The lawsuit asks the court to interpret the law in favor of the plaintiffs, and to rule that the ban should not apply until around nine weeks of pregnancy, when the heart is fully formed and functional. The lawsuit also asks the court to issue a preliminary injunction to prevent the enforcement of the law until the case is resolved.

The State’s Response

The state’s attorney general, Alan Wilson, has defended the law as a valid expression of the state’s interest in protecting the unborn. He has argued that the law is clear and consistent in its definition of “fetal heartbeat”, and that the law is compatible with the state constitution. He has also challenged the standing of the plaintiffs to sue the state, and the jurisdiction of the court to hear the case.

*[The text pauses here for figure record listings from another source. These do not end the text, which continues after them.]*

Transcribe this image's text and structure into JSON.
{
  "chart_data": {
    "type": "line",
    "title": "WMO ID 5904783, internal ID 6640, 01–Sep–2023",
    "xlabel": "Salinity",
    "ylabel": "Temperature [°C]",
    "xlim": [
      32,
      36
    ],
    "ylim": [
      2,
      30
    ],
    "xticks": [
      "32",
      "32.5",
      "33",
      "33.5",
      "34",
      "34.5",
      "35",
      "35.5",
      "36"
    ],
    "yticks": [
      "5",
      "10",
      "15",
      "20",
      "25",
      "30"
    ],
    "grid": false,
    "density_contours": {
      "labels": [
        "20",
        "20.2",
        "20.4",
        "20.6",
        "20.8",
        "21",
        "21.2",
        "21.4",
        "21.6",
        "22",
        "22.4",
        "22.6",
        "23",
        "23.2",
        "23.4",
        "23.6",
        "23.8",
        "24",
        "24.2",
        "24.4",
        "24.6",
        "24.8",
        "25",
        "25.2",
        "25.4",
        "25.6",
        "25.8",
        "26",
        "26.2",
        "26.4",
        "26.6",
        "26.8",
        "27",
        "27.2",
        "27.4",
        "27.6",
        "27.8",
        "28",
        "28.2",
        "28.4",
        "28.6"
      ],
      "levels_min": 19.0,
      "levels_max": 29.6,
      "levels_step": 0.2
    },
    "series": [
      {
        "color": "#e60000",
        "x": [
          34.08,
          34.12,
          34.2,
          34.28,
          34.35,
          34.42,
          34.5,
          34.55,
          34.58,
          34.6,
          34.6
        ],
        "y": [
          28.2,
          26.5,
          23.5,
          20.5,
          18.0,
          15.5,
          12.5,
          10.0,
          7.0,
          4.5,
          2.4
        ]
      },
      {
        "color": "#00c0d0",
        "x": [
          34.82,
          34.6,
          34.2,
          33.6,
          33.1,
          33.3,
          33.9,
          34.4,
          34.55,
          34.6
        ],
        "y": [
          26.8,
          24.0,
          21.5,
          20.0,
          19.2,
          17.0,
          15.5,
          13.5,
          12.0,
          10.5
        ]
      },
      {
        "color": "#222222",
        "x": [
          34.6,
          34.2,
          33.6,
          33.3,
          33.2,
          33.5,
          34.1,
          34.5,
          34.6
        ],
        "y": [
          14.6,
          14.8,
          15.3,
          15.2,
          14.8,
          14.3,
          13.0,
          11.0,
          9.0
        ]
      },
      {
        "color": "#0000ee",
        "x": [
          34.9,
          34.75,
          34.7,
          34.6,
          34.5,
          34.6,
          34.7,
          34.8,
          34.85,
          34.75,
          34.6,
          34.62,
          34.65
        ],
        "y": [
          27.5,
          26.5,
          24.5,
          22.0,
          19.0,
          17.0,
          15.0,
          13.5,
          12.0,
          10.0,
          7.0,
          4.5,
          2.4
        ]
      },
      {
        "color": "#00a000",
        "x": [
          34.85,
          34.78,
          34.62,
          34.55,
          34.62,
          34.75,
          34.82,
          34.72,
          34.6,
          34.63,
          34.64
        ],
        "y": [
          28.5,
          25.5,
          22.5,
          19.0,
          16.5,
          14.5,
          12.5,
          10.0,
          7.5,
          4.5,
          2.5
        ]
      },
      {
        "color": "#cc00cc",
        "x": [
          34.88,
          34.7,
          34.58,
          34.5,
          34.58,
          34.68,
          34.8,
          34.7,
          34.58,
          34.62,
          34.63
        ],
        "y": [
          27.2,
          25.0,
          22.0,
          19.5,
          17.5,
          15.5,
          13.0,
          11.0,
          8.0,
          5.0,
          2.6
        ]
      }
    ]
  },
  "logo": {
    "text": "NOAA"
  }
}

Wilson has filed a motion to dismiss the lawsuit, claiming that the plaintiffs have not suffered any injury or harm from the law, and that the court lacks the authority to review the law. He has also filed a motion to stay the proceedings, pending the outcome of a similar lawsuit in federal court.

The federal lawsuit was filed by the Center for Reproductive Rights, the American Civil Liberties Union, and other groups on behalf of several abortion providers in the state. The federal lawsuit challenges the constitutionality of the law under the U.S. Constitution, which guarantees the right to abortion until the point of viability, usually around 24 weeks of pregnancy. The federal lawsuit has been temporarily blocked by a federal judge, who issued a preliminary injunction in February 2023. The state has appealed the injunction to the Fourth Circuit Court of Appeals, and the case is still pending.

The Implications

The lawsuit filed by Shelton and Planned Parenthood is one of the latest attempts to challenge South Carolina’s six-week abortion ban, which is one of the most restrictive in the nation. The law was passed by the Republican-controlled state legislature and signed by the Republican governor, Henry McMaster, in February 2023. The law was part of a wave of similar laws passed by several states in recent years, aiming to undermine or overturn the landmark 1973 Supreme Court decision, Roe v. Wade, which legalized abortion nationwide.

The law has had a significant impact on the access and availability of abortion in the state, which already had few abortion providers and many barriers to the procedure. According to Planned Parenthood, the law has forced many women to travel out of state, delay their abortions, or continue their pregnancies against their will. Planned Parenthood estimates that the law has prevented more than 1,000 abortions in the state since it took effect.

The law has also sparked a heated debate over the moral, legal, and scientific issues surrounding abortion, especially in the early stages of pregnancy. The law has divided the public opinion, the medical community, and the religious groups in the state. The law has also attracted national attention, as it reflects the broader political and cultural conflict over abortion rights in the country.

The outcome of the lawsuit filed by Shelton and Planned Parenthood could have significant implications for the future of abortion rights in South Carolina, and potentially in other states as well. The lawsuit could set a precedent for how the state courts interpret and apply the state constitution and the state laws on abortion. The lawsuit could also influence the federal courts, which are expected to rule on the constitutionality of the six-week abortion bans in the near future.

The lawsuit could also affect the lives and health of thousands of women in South Carolina, who may face different options and outcomes depending on the court’s decision. The lawsuit could either uphold or overturn the law, or it could modify the law by changing the definition or the timing of the ban. The lawsuit could either expand or restrict the access and availability of abortion in the state, and either protect or endanger the rights and well-being of women who seek an abortion.